Stadtplanung in Berlin: 50.000 neue Wohnungen für Berlin

Vor allem in Spandau, Tegel und Pankow sollen komplett neue Viertel entstehen - grün, lebendig und "sozial gemischt".

Berlin braucht zehntausende neue Wohnungen, jedes Jahr. So soll den rasant steigenden Mieten und der rasch wachsenden Bevölkerung der Stadt begegnet werden. In diesen Punkten waren sich im Wahlkampf fast alle Parteien einig. Nur wie soll es gelingen?

„Die Innenentwicklung und die Nachverdichtung in der Stadt werden diese Herausforderung alleine nicht bewältigen können“, sagte Grit Schade, Leiterin der Wohnungsbauleitstelle der Senatsverwaltung für Stadtentwicklung, auf einer Podiumsdiskussion. Unter dem Titel „Neue Qualitäten für neue Quartiere?!“ hatten der Tagesspiegel und die Architektenkammer Berlin am Montagabend in die Urania am Wittenbergplatz geladen. Zu Gast waren neben Schade auch Stefan Schautes, Leiter des Bereichs Neubau der landeseigenen Wohnungsbaugesellschaft Howoge, der Vorsitzende der Bundesstiftung Baukultur Reiner Nagel sowie Vanessa Carlow, Professorin für Städtebau an der TU Braunschweig.
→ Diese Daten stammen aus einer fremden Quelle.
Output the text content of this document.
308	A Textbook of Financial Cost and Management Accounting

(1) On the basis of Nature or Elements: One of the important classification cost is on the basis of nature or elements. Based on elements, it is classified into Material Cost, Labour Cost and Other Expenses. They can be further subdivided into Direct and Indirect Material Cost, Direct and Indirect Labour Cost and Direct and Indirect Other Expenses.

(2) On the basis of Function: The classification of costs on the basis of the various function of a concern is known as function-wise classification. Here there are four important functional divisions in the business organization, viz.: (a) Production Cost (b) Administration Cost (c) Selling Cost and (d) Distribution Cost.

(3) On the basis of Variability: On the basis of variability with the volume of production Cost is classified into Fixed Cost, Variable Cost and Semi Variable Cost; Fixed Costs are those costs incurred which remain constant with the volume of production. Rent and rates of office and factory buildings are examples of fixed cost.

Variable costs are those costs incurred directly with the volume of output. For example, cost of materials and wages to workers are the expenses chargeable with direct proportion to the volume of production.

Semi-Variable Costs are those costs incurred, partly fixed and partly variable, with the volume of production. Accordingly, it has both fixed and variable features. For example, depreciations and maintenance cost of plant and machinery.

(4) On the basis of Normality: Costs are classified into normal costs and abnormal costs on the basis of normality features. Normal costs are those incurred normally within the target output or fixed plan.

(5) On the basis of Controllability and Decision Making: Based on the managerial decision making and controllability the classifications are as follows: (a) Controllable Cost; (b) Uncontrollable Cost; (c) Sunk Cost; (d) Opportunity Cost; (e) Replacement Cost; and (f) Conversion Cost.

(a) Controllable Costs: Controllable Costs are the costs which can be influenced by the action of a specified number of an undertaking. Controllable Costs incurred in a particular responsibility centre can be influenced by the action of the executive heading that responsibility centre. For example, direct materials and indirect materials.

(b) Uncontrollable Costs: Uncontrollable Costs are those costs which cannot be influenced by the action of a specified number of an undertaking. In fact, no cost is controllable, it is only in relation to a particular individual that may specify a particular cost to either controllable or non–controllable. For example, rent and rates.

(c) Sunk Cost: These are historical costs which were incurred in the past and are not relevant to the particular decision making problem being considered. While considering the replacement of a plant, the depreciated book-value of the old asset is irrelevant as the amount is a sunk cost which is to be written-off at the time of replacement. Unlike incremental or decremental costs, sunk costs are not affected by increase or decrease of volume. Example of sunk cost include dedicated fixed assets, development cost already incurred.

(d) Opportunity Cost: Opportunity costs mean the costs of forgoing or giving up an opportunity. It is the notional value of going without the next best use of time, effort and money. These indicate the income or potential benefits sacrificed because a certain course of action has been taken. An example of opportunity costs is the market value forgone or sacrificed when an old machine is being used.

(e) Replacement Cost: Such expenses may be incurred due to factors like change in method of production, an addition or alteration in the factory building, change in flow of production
50.000 neue Wohnungen in den nächsten Jahren

Ein Begriff durchzog diesen Abend: jener der „Gartenstadt des 21. Jahrhunderts“. So lautet das Leitbild der Stadtentwicklungsverwaltung. Der Plan: 50.000 Wohnungen sollen in den kommenden Jahren gebaut werden. Vor allem in Spandau, Tegel und Pankow entstehen komplett neue Viertel. Etwa in der Elisabeth-Aue, im Norden von Pankow, dessen 73 Hektar großes Areal dem Land Berlin gehört. Allein dort sind 5.000 Wohnungen und zusätzliche Gewerbeeinheiten geplant. Schon der Titel des Leitbildes sorgte am Montagabend auf dem Podium für Kritik. „Beim Begriff ‚Gartenstadt 21‘ liegt doch ein Missverständnis vor. Es ist lediglich ein Label dafür, dass wir in einer dichter werdenden Stadt zukünftig mehr Wohnqualität brauchen“, sagte Nagel gleich zu Beginn. „Ich habe ein Problem damit, ein Konzept aus dem 19. Jahrhundert auf die Zukunft zu übertragen“, ergänzte Carlow.
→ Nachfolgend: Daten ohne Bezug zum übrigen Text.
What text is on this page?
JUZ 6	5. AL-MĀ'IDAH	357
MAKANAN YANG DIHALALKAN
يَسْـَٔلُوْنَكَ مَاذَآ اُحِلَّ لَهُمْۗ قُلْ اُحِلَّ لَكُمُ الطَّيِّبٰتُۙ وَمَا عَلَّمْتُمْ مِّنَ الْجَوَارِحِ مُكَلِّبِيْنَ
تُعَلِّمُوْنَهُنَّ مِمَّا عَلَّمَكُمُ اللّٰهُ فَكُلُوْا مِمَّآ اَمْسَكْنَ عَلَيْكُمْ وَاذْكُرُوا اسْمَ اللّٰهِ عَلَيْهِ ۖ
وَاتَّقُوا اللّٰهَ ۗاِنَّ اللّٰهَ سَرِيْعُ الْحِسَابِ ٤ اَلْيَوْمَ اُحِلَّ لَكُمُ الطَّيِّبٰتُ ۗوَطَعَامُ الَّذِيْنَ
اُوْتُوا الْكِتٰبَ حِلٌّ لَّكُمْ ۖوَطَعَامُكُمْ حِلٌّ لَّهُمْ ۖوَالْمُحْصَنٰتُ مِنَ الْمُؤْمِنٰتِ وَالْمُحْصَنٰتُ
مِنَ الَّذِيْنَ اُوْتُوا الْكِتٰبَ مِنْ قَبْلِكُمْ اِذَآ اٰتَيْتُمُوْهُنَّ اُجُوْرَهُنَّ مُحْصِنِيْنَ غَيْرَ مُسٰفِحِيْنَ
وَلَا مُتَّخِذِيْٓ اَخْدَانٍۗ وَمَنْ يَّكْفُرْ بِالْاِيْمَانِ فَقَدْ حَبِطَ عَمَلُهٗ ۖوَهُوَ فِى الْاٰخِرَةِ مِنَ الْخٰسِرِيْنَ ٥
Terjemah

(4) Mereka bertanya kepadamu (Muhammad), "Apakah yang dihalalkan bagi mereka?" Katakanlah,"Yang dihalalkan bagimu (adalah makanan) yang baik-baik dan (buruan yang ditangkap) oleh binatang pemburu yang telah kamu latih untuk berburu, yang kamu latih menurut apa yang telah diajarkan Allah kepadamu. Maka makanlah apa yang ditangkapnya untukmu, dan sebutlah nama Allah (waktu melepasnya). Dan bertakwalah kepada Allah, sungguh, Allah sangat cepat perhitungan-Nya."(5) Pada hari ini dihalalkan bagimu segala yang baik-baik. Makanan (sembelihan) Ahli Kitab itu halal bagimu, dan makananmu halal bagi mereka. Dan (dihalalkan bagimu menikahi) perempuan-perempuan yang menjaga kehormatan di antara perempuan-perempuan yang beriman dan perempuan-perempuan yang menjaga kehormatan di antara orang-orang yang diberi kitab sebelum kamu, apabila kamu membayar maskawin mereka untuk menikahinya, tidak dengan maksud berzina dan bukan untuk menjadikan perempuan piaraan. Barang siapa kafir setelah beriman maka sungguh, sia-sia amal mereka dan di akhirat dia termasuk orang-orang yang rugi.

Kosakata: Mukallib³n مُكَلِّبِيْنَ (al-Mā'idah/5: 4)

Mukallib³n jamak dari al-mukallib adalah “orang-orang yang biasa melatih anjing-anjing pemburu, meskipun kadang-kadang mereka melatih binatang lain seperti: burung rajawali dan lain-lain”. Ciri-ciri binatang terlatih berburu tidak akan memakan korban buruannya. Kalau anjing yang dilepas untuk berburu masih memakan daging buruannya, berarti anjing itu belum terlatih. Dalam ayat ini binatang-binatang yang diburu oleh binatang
Grüne, lebendige Stadtteile sollen entstehen

Das Leitbild als attraktive Worthülse? Was nach Einfamilienhäusern mit großem Garten und im Grünen klingt, soll in den kommenden zwölf bis fünfzehn Jahren vor allem zum Bau von vier- bis siebengeschossigen Wohnhäusern führen. Rund 100.000 Menschen sollen so in zwölf neuen Quartieren unterkommen. „Wir müssen in Zukunft eine höhere Bevölkerungsdichte erreichen“, mahnte Schautes. Hier herrschte Einigkeit.

Bei Nagel stießen jedoch bereits die Zahlen auf Unbehagen: „Die Planungen der Senatsverwaltung erinnern eher an das Lenken eines Autoscooters als an das vorausgedachte Steuern eines Containerschiffs.“ Angesichts bisheriger Planungen mit erheblich weniger Wohnungen scheine der Senat sehr unvorbereitet getroffen worden zu sein.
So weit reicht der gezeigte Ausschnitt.